Brad cited Ephesians 2. "You are citizens ...members of the household of God... one body." We are knit together. We are not independent but part of a larger whole, a spiritual family. And God created us with this need to be a part of others' live --as opposed to apart from others -- which means if we're independent, we're out of touch with God's intention for us.
He compared the difference between how we relate to strangers and to family. When a stranger comes over, we would be surprised if they went straight to the fridge and began helping themselves. But when family comes home for the holidays, there is no need for them to ask permission to make a sandwich out of whatever they find in the pantry and refrigerator.
Being "family" means, "My home is your home." It's a willingness to share our space, and our hearts.
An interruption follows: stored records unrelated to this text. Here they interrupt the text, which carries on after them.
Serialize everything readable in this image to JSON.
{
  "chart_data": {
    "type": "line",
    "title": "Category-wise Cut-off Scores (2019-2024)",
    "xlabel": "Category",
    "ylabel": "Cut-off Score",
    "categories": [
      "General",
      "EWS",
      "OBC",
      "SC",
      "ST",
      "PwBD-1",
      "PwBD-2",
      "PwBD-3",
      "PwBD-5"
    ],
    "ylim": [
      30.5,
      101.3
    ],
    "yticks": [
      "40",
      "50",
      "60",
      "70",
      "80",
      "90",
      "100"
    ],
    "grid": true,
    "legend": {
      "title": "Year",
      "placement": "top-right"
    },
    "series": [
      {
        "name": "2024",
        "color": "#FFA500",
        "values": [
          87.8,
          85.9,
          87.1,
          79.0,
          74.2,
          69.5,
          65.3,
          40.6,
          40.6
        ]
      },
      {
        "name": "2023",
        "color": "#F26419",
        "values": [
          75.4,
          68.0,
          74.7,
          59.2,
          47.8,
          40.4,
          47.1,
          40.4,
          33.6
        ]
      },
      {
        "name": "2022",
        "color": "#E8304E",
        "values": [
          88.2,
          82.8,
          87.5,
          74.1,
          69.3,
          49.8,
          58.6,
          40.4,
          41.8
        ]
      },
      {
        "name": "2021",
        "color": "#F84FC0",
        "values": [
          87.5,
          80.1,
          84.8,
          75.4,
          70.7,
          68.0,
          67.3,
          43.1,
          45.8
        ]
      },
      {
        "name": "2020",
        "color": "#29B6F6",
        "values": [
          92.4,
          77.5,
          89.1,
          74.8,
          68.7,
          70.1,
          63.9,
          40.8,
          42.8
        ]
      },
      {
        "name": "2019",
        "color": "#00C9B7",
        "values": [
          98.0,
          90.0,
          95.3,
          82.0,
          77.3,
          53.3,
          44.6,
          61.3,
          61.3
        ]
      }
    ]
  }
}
When we have that kind of love for each other, non-believers looking in from the outside wonder how we can treat one another so. It's all about being a community of people doing life together.
Romans 15:7 shows one way to praise God that we haven't thought about. "Accept one another, just as Christ accepted you, in praise to God."
It's a place where we are just who we are, as we are. Becoming a family takes time. It takes commitment. And it takes Christ.
If you say, "I don't have time for that," what you're saying is you don't have time for people.
It's challenging, but it's where life really happens. Every one of us needs a spiritual family. Because we all have needs, and those needs are met through the family of God, our spiritual family. We have a need for relationships braided together by the Spirit of Christ.
Christianity is about the shared relationship of spiritual life. Throughout Scripture we see this sharing of faith. "Wherever two or three are gathered together, there I am in the midst of them."
Too many of our lives are lived alone. We drive to work alone. We study the Bible alone. We cry alone. Jesus calls us to something more.